Nonsurgical Treatment
Gravity worsens both symptoms and the veins themselves, and swelling from the veins causes many of the symptoms. If your veins are bad enough and certain factors are present, we may recommend prescription compression stockings. Elevation is always helpful, as well, but to work the legs must be elevated at or above the heart. Simply sitting, even with the legs propped up, does not help.
If the veins are within the skin or are very small, injections
with an irritative substance or laser therapy can be useful.
Not all physicians within our practice specialize in these techniques
and if one is appropriate we will refer you to the right person.
Surgery
If the veins are large, physical removal is often recommended. The scattered veins you see are branches of the main superficial vein, and are usually removed using multiple small wounds (ambulatory phlebectomy). At times, we will recommend formally removing the main superficial vein (greater saphenous vein). This is usually done using vein stripping through two small incisions, but other techniques can be considered as they become available. Surgery does require general or spinal anesthesia, but is almost always performed on a same-day basis.
After Surgery
If all goes well, you will go home several hours
after surgery. At home, we want you to remain at very limited
activity, lying down with your legs above your heart for
approximately 36 to 48 hours (bathroom privileges and limited
movement from
bed to couch is OK, but meals should be taken on the couch).
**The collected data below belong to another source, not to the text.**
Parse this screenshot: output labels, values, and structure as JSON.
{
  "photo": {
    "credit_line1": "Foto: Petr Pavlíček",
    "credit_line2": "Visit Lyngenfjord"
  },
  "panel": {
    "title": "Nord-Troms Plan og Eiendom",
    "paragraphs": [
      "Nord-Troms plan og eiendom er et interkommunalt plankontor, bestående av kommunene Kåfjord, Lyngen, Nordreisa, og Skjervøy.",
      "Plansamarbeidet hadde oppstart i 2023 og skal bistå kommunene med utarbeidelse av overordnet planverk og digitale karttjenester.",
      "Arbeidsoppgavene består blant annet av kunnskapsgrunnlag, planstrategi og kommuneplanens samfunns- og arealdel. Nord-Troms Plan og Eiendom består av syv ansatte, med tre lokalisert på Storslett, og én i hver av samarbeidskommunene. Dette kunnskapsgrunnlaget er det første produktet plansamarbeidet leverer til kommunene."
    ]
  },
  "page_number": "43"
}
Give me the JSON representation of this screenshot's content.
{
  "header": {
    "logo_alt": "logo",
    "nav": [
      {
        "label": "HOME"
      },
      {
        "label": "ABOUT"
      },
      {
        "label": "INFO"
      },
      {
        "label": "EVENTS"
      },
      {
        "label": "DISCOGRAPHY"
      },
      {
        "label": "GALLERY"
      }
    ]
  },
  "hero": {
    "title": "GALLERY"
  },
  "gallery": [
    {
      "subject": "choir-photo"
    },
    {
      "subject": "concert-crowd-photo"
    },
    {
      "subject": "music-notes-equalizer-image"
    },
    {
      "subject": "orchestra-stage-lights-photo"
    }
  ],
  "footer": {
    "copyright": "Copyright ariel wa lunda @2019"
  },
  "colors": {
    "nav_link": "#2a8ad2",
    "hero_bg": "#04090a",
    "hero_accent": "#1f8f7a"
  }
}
You can remove your wrapping and dressings, shower, and gradually
resume normal activities the morning of postoperative day
2. You will be sore and should plan to have someone at home with
you to help with meals, house keeping, grocery shopping,
and
so on, for the first few days or so. You will see your surgeon
2 to 3 weeks after discharge for routine follow-up. Depending
on your job and how extensive surgery is, you will require
anywhere from 1 to 6 weeks off work.